Un flic vétéran, une jeune recrue avec qui il doit faire équipe, un serial killer qui rôde, une ville en pleine déliquescence, des personnages qui expient, qui endurent et se questionnent… Ça ne vous rappelle rien ? 1995, les sept péchés capitaux, Freeman, Pitt, une boîte en carton et un succès interplanétaire. Mais plus question ici de gourmandise ou de luxure, de Suite n°3 de Bach sous les éclairages somptueux de Darius Khondji, mais de mains coupées de femmes retrouvées dans les bas-fonds d’un Hong Kong en noir et blanc délavé. Avec Limbo, Soi Cheang signe un polar crépusculaire à la fois référencé (The chaser et Memories of murder traînent également dans un coin de la tête) et singulier dans sa volonté de jusqu’au-boutisme stylistique imaginant un cloaque urbain proprement infernal.

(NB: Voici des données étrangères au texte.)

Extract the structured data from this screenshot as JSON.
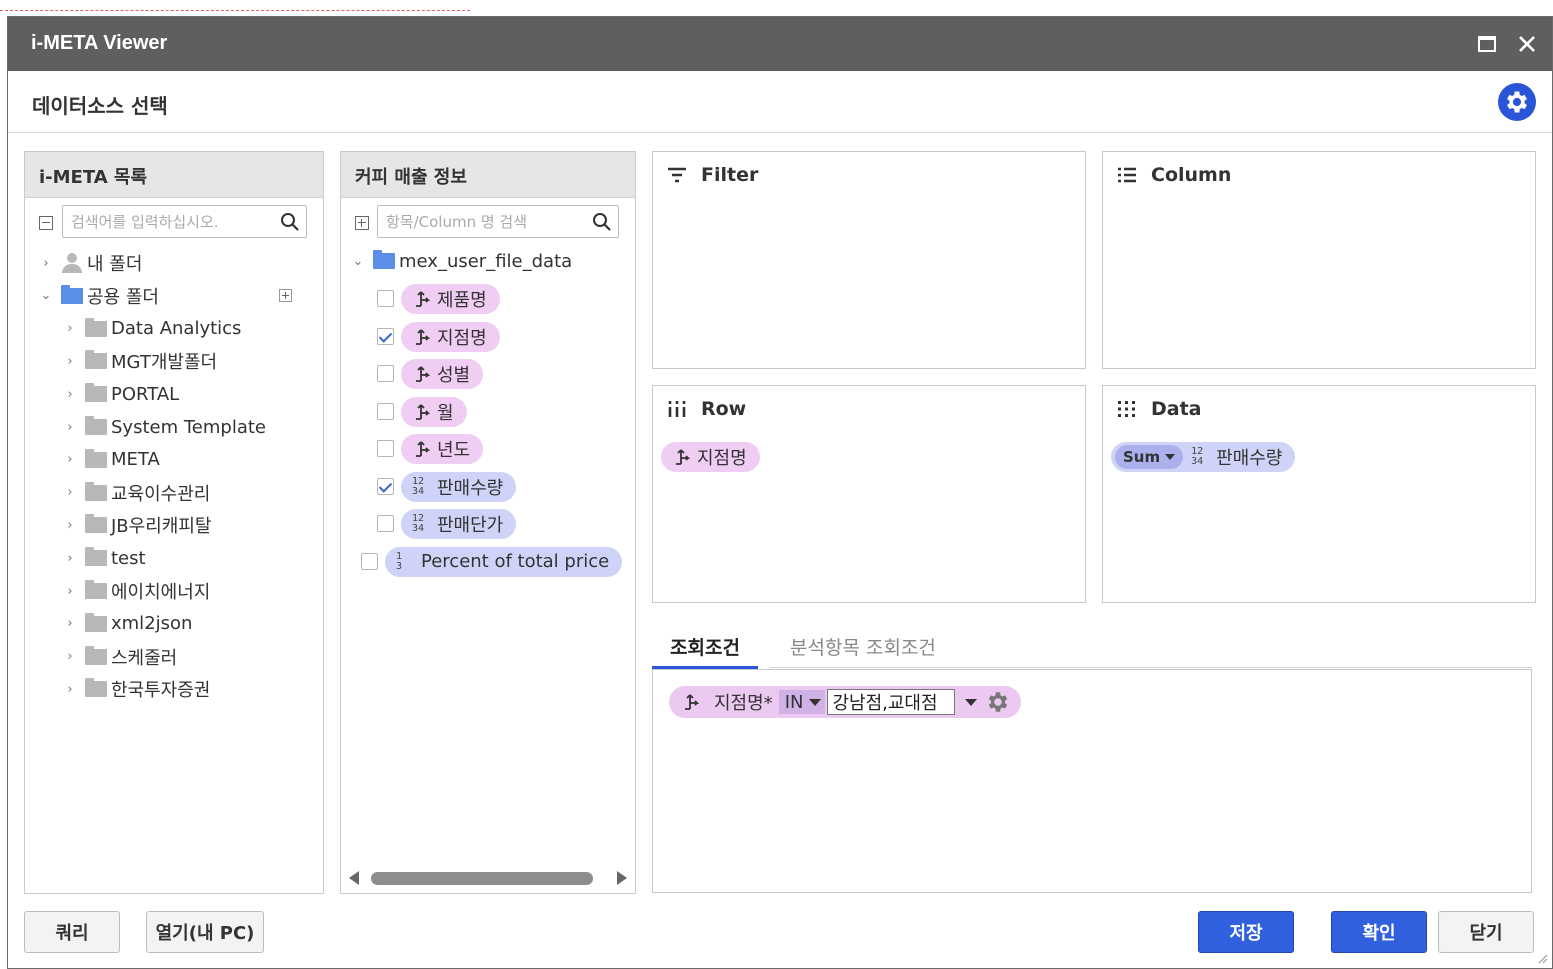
{
  "window": {
    "title": "i-META Viewer"
  },
  "header": {
    "title": "데이터소스 선택"
  },
  "catalog": {
    "title": "i-META 목록",
    "search_placeholder": "검색어를 입력하십시오.",
    "tree": [
      {
        "label": "내 폴더",
        "icon": "user-icon",
        "expanded": false,
        "level": 0
      },
      {
        "label": "공용 폴더",
        "icon": "folder-icon",
        "expanded": true,
        "level": 0
      },
      {
        "label": "Data Analytics",
        "level": 1
      },
      {
        "label": "MGT개발폴더",
        "level": 1
      },
      {
        "label": "PORTAL",
        "level": 1
      },
      {
        "label": "System Template",
        "level": 1
      },
      {
        "label": "META",
        "level": 1
      },
      {
        "label": "교육이수관리",
        "level": 1
      },
      {
        "label": "JB우리캐피탈",
        "level": 1
      },
      {
        "label": "test",
        "level": 1
      },
      {
        "label": "에이치에너지",
        "level": 1
      },
      {
        "label": "xml2json",
        "level": 1
      },
      {
        "label": "스케줄러",
        "level": 1
      },
      {
        "label": "한국투자증권",
        "level": 1
      }
    ]
  },
  "fields": {
    "title": "커피 매출 정보",
    "search_placeholder": "항목/Column 명 검색",
    "datasource": "mex_user_file_data",
    "items": [
      {
        "label": "제품명",
        "type": "dimension",
        "checked": false
      },
      {
        "label": "지점명",
        "type": "dimension",
        "checked": true
      },
      {
        "label": "성별",
        "type": "dimension",
        "checked": false
      },
      {
        "label": "월",
        "type": "dimension",
        "checked": false
      },
      {
        "label": "년도",
        "type": "dimension",
        "checked": false
      },
      {
        "label": "판매수량",
        "type": "measure",
        "checked": true
      },
      {
        "label": "판매단가",
        "type": "measure",
        "checked": false
      },
      {
        "label": "Percent of total price",
        "type": "calc",
        "checked": false
      }
    ]
  },
  "zones": {
    "filter": {
      "title": "Filter"
    },
    "column": {
      "title": "Column"
    },
    "row": {
      "title": "Row",
      "chip": "지점명"
    },
    "data": {
      "title": "Data",
      "agg": "Sum",
      "chip": "판매수량"
    }
  },
  "numeric_icon": {
    "top": "12",
    "bottom": "34"
  },
  "calc_icon": {
    "top": "1",
    "bottom": "3"
  },
  "conditions": {
    "tabs": [
      {
        "label": "조회조건",
        "active": true
      },
      {
        "label": "분석항목 조회조건",
        "active": false
      }
    ],
    "items": [
      {
        "field": "지점명*",
        "operator": "IN",
        "value": "강남점,교대점"
      }
    ]
  },
  "buttons": {
    "query": "쿼리",
    "open_pc": "열기(내 PC)",
    "save": "저장",
    "confirm": "확인",
    "close": "닫기"
  },
  "colors": {
    "titlebar": "#5f5f5f",
    "accent": "#3060de",
    "dim_pill": "#f0cdf3",
    "measure_pill": "#cfd3f7"
  }
}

Volonté dans laquelle beaucoup ont cru déceler une sorte de propos «politique» qui chercherait à évoquer, à représenter les invisibles d’une société néo-libérale en mode benne à ordures, limbes terminales, mais qui passe complètement à la trappe parce qu’inconsistant, et parce que bouffé par cette recherche formelle toute-puissante, et parce qu’inexistant de toute façon (Cheang l’a dit : «I'm not trying to preach any social message»). Et donc une esthétique hyper chiadée, un pseudo laïus social et quelques éclats de violence prompts à impressionner le plus blasé des spectateurs suffisent-ils à faire un grand thriller, éventuellement du grand cinéma ? Assurément non.
Car Limbo, s’il affiche une ambiance visuelle ahurissante (inspirée des souvenirs d’enfance du réalisateur quand, dans les années 80, il arriva à Hong Kong) mariant la démesure architecturale de Blade runner à celle, crasseuse, d’Il est difficile d’être un dieu, a surtout du mal à convaincre côté scénario. Outre le récit rebattu de la traque d’un tueur en série insaisissable (adapté du roman Wisdom tooth de Lei Mi) qui ne sait que rarement se réinventer (certes, les deux flics passent la moitié du film à fouiller dépotoirs et poubelles), celui-ci, et c’est ce qui gêne, non, ce qui frustre, non, ce qui agace le plus, accumule les raccourcis et les incohérences avec une désinvolture que l’on pourra, en décidant de se montrer conciliant, mettre au crédit du film.
Car saura-t-on un jour, et c’est une vraie question là, une cruciale, se remettre du coup de l’empreinte de chaussure parfaitement laissée sur un bout de carton posé en évidence, et trouvé par nos deux flics au milieu d’un monceau de détritus ? Il faut pouvoir ne pas rire devant une telle scène, d’un ridicule et d’une énormité visiblement assumés, et puis devant d’autres aussi qui, à force de facilités narratives, entament sérieusement et notre patience, et la vraisemblance du film. Autre problème : Limbo se gargarise volontiers d’un pathos bêta dans pas mal de situations (qui plus est accompagnées d’une musique empathique et inadéquate, voire ringarde, du genre Lisa Gerrard ou Enigma) et dans cette détermination à faire d’abord (uniquement ?) des personnages des blocs de souffrance, des martyrs bigger than life.
C’est le cas en particulier de Wong To, jeune paumée en quête de rédemption après avoir causé un grave accident de voiture impliquant la femme d’un des deux flics, et dont le film s’acharne à filmer la déchéance au fil de scènes d’humiliation toujours plus crapoteuses jusqu’à en devenir malsaines, racoleuses, et finalement problématiques malgré l’espèce de justification de Cheang («I hope that everyone can see a woman who will not be defeated by these sufferings» : bah non, pas une seconde, juste une femme qui s’en prend plein la gueule face à une caméra qui s’en délecte, et pourquoi n’a-t-on pas cette impression devant le viol interminable d’Irréversible, ou les tortures terrifiantes de Salò ou de Martyrs ? Pourquoi y a-t-il ici comme un hiatus ?). Alors oui, Limbo a tout d’une œuvre plastiquement bluffante qui, plus tard, pourra faire référence, là-dessus on ne chipotera pas, mais dont les travers scénaristiques restent bien trop balaises pour qu’on puisse les négliger, et donc ne pas trouver à y redire.